Using the proxy option with Burp proxy causes the exploit to fail
joelland opened this issue · 4 comments
See the title. When the exploit is passed through Burp proxy using the --proxy argument, the proxy messes up the headers (drops Transfer-Encoding and adds back Content-Length) which causes the request smuggling to fail with no user being created. I have only tested this using Burp proxy, so I don't know if other proxies might behave. Running the exploit without --proxy is confirmed to work on the same target.
Can you post screenshots of detailed steps? I don’t know if it matches my guess.
With Burp proxy running, issue the following command:
python3 CVE-2023-46747-RCE.py -u https://192.168.92.157:8443 --proxy http://192.168.92.1:8080
The captured request looks like:
As you can see, the Transfer-Type: chunked, chunked
header is gone, Content-Length: 516
is added, and the 204 and 0 are removed from the body of the request. Basically, it seems like Burp interprets the chunked request coming fully in a single packet and "fixes" it before sending it to the vulnerable BIG-IP host. The result is that no user is created and the exploit fails when the credentials don't succeed at obtaining a token.

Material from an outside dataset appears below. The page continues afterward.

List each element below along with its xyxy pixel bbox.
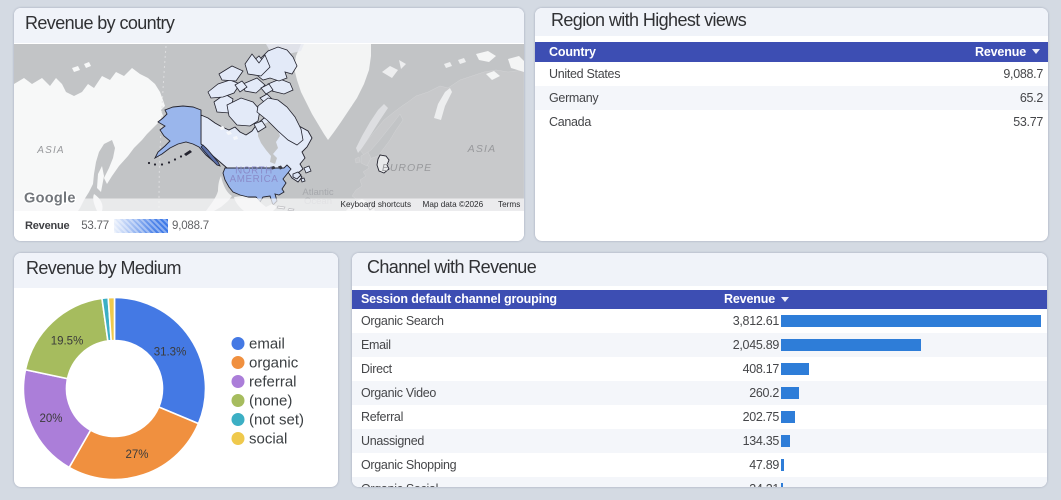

Since this is actually a Burp proxy issue and not caused by your exploit, I've also filed a report with PortSwigger here: https://forum.portswigger.net/thread/burp-proxy-breaks-public-exploits-for-cve-2023-46747-dfa4dd9c?CategoryId=bug-reports
I don't really think there's much more you can do about it other than maybe warn users that Burp doesn't play nice. Since Burp is a popular choice of proxy among security folks, it may be warranted.